Sen. John McCain has gone on record against a new anti-Kerry t.v. ad that questions his service in Vietnam. He called it “dishonest and dishonorable”. Yep, that’s pretty much the Bush administration to a T.
Archive for August, 2004
Mary Kay Letourneau was released from prison today. For those of you who don’t remember, she’s the teacher who slept with, then had two children by her seventh grade student. The boy, now a man at 21, says he still loves her. That’s the most screwed up part in all this. Either this is some weird terrific love story, or this sick woman has scarred this poor guy for life. He will probably never have a normal relationship. As fascinating as I find it, it’s really very sad.
A man trimming a tree with a chainsaw fell from a ladder ONTO HIS WIFE, accidentally killing her with the chainsaw. Can you IMAGINE? How awful awful awful.
Entertainment Weekly just published a column by Stephen King with what he thinks are the top 50 best movie lines ever.
Here are his top five:
1. “I coulda had class. I coulda been a contender. I coulda been somebody, instead of a bum, which is what I am, let’s face it.”
–Terry Malloy (Marlon Brando) in “On the Waterfront”
2. “We all go a little mad sometimes.”
–Norman Bates (Anthony Perkins) in “Psycho”
3. “Mrs. Robinson, you’re trying to seduce me.”
–Ben Braddock (Dustin Hoffman) in “The Graduate”
4. “Hey, don’t knock masturbation. It’s sex with someone I love.”
–Alvy Singer (Woody Allen) in “Annie Hall”
5. “She’s my daughter! She’s my sister! She’s my daughter! My sister, my daughter. She’s my sister and my daughter.”
–Evelyn Cross Mulwray (Faye Dunaway) in “Chinatown”
Meh.
I have far too many to ever rank them, but here are a few (and I am beginning to notice a trend heavy on the Adam Sandler):
- “Is it a dream where you see yourself standing in sort of sun god robes on a pyramid with a thousand naked women screaming and throwing little pickles at you?” - Val Kilmer as Chris in Real Genius
- “The Price is Wrong, Bitch!” - Adam Sandler as Happy Gilmore in Happy Gilmore
- “I am your density.” - Crispin Glover as George McFly in Back to the Future
- Frank (Norm MacDonald): “Who would you rather bone, Meg Ryan or Jack Nicholson?”

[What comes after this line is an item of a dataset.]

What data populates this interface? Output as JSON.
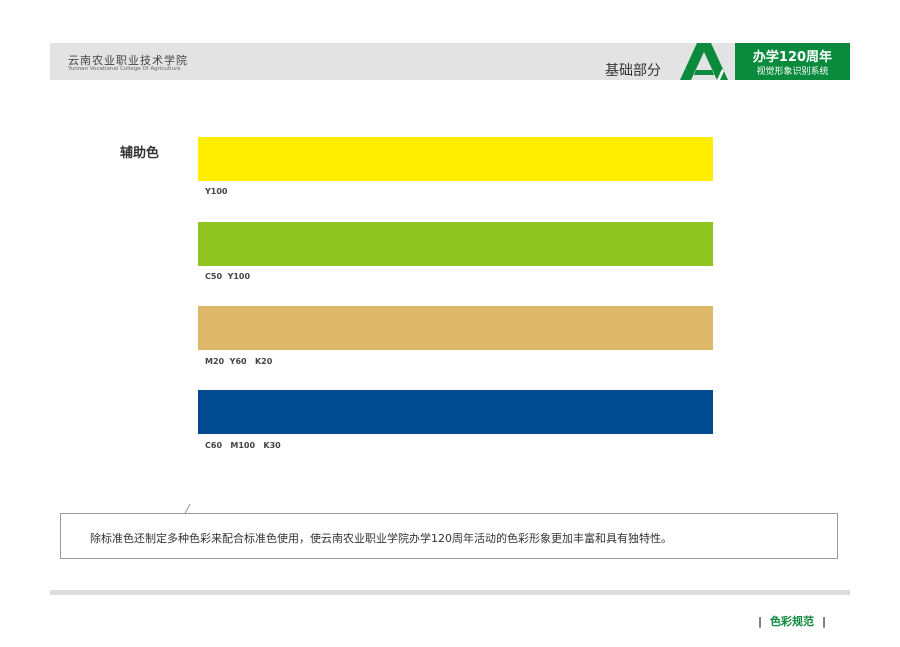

Billy Madison (Adam Sandler): “Jack Nicholson now, or 1974?”
Frank: “1974.”
Billy Madison: “Meg Ryan.”
- “Mr. Madison, what you’ve just said is one of the most insanely idiotic things I have ever heard. At no point in your rambling, incoherent response were you even close to anything that could be considered a rational thought. Everyone in this room is now dumber for having listened to it. I award you no points, and may God have mercy on your soul.” - The Principal in Billy Madison
- “I guess I could be pretty pissed off about what happened to me… but it’s hard to stay mad, when there’s so much beauty in the world. Sometimes I feel like I’m seeing it all at once, and it’s too much, my heart fills up like a balloon that’s about to burst… And then I remember to relax, and stop trying to hold on to it, and then it flows through me like rain and I can’t feel anything but gratitude for every single moment of my stupid little life… You have no idea what I’m talking about, I’m sure. But don’t worry… you will someday.” - Kevin Spacey as Lester Burnham in American Beauty
- “I ask for so little. Just fear me, love me, do as I say and I will be your slave.” - David Bowie as Jareth in Labyrinth
- British Officer: You call yourself a patriot, and loyal subject to the Crown?

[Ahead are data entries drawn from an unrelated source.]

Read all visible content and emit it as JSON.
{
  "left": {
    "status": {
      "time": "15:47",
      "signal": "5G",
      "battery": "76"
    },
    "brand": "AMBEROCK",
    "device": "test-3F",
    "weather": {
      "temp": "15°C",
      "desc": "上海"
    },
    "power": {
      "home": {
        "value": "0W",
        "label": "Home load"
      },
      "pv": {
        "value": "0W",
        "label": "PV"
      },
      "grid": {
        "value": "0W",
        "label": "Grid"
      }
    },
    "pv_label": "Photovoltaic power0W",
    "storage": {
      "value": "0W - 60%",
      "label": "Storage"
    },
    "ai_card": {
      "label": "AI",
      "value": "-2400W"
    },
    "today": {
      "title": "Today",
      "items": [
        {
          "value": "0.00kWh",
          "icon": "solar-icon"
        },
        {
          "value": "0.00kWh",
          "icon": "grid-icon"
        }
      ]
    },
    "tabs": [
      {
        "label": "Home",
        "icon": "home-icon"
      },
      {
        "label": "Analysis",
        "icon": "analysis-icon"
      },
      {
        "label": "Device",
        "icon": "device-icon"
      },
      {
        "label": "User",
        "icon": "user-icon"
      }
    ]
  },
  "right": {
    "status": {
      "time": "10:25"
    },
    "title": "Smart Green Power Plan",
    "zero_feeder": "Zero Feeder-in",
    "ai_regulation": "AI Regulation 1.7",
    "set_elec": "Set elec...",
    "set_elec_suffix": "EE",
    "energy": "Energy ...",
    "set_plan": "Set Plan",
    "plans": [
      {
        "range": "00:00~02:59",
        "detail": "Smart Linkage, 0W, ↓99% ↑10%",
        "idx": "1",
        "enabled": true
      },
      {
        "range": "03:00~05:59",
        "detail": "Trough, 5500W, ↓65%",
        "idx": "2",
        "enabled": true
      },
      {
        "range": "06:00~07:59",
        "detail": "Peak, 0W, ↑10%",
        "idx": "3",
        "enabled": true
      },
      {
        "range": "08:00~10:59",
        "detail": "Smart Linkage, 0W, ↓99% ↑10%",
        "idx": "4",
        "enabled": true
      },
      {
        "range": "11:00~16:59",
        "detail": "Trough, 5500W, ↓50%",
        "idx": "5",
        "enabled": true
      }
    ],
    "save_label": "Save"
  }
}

Hawkeye (Daniel Day Lewis): I do not call myself subject to much at all. (from The Last of the Mohicans)
What are your favorite movie lines?
Had a pretty good weekend. Had yummy Vietnamese dinner on Friday with friends Michael and Christine, then Saturday went to yoga (so sore, so very very sore), then to our friend Casey’s wedding. It was lovely, and even better was in the same place our wedding was four years ago. So that was neat. And the groom danced with his mother to the same song Hawk danced to with his mom, so that made us both cry. This was already after crying when she walked down the aisle (so pretty!), crying when she started to cry reading her vows, and crying when she danced with her dad (to Isn’t She Lovely). Many happy tears. Sunday we just hung around the house, I cleaned out our bathroom cabinets, throwing out way too many bottles of expired vitamins (why do I keep buying them if I don’t take them?), then we failed miserably at trying to make pad thai for dinner. I don’t know what we did wrong, but it was so bland. Oh well, at least we tried.